Und von der Leyen hat erkennen lassen, dass sie den von der deutschen Bundeskanzlerin Angela Merkel zugespielten Ball aufnimmt. Will heißen: Der von Italien, Spanien und Frankreich geforderte klassische Einstieg in die Verschuldensgemeinschaft in Form von Euro- oder Corona-Bonds ist fürs Erste vom Tisch. Dies ist ein Erfolg für Merkel, Bundeskanzler Sebastian Kurz (ÖVP) und den niederländischen Ministerpräsidenten Mark Rutte, die Eurobonds zu Hause wohl kaum durchsetzen könnten.
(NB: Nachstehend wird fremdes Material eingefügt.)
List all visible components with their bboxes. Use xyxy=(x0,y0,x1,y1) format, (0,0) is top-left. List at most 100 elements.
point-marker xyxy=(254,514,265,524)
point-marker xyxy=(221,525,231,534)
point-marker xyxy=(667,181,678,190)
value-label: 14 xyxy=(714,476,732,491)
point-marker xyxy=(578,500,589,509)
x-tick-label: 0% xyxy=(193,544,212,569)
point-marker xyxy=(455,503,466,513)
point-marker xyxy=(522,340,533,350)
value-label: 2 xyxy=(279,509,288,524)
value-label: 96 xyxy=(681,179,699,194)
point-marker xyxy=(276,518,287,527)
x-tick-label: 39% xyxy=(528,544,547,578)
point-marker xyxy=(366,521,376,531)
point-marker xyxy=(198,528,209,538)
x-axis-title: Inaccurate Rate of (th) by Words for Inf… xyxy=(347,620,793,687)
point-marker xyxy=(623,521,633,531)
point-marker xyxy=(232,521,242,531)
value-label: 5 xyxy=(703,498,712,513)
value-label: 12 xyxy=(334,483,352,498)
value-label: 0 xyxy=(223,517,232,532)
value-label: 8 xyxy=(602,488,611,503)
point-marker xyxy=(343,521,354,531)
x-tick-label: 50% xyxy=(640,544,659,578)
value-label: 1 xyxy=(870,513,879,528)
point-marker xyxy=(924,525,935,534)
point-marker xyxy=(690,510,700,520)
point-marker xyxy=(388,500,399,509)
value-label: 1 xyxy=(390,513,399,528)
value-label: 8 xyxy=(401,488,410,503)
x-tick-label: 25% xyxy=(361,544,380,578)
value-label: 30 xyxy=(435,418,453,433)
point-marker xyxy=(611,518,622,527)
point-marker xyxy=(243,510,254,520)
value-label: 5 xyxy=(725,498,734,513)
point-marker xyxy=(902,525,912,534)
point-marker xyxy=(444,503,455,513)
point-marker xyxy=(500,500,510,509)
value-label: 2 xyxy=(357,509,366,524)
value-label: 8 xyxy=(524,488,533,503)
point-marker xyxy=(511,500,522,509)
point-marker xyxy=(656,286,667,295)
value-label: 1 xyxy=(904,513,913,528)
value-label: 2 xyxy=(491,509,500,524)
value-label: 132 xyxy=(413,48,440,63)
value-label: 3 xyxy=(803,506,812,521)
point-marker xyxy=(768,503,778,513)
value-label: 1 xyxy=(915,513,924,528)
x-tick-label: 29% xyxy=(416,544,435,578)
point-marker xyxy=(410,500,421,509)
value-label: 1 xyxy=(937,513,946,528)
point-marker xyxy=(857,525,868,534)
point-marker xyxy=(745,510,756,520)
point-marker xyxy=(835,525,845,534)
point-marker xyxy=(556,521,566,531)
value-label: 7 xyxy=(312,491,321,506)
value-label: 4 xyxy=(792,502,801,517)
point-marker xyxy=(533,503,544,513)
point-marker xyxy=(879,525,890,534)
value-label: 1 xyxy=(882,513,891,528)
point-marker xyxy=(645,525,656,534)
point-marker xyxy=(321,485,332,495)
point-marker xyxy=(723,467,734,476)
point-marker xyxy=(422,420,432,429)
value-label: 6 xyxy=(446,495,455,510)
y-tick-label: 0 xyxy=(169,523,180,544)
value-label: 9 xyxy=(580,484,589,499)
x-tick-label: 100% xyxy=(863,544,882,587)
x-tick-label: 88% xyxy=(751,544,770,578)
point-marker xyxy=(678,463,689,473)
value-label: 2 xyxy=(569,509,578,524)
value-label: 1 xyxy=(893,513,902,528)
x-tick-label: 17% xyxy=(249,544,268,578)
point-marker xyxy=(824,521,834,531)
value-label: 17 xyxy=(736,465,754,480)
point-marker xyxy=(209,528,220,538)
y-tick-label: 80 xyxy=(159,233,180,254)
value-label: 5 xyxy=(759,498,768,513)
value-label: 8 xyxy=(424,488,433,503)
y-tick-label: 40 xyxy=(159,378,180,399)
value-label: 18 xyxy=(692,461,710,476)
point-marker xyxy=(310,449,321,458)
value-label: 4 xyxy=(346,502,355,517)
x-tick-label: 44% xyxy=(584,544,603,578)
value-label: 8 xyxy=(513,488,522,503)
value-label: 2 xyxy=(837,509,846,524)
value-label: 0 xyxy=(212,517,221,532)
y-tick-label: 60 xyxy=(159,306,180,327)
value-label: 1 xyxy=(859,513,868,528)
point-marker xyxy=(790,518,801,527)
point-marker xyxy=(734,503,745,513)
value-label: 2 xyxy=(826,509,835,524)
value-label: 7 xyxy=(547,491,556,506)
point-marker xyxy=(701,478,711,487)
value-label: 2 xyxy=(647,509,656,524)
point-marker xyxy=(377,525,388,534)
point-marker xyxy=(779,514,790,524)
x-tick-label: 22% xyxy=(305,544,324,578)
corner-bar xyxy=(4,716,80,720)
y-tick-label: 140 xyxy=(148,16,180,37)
Im Gegenzug müssen nun die Beiträge zum EU-Budget erhöht werden, wie Merkel nach dem Gipfel klarmachte. Im Mai soll die EU-Kommission einen neuen Entwurf für den mehrjährigen EU-Finanzrahmen vorlegen. War das EU-Budget bisher ein bloßer Ausgabenhaushalt, soll nun seine "Feuerkraft" in der Krise durch "innovative Finanzinstrumente" vergrößert werden, um so Investitionen für die von Corona getroffenen EU-Mitgliedsstaaten zu generieren. Dies bedeutet: Die EU-Staaten müssen eine höhere Obergrenze für das EU-Budget garantieren, denn anders als die Staaten darf sich die EU nicht über eine direkte Schuldenaufnahme finanzieren.

Aufbau-Anleihen

Dies soll dann den Weg freimachen für die EU-Kommission, die über ein gemeinsames limitiertes EU-Anleihenprogramm Gelder für Nothilfen und Investitionen zu günstigeren als den am Markt üblichen Bedingungen generieren könnte. Wegweisend für solche "Aufbau-Anleihen" war eine entsprechende Forderung des Europaparlaments. Damit würde die EU-Kommission im riesengroßen Stil etwas machen, das sie bereits in der Finanzkrise im kleineren Umfang tat.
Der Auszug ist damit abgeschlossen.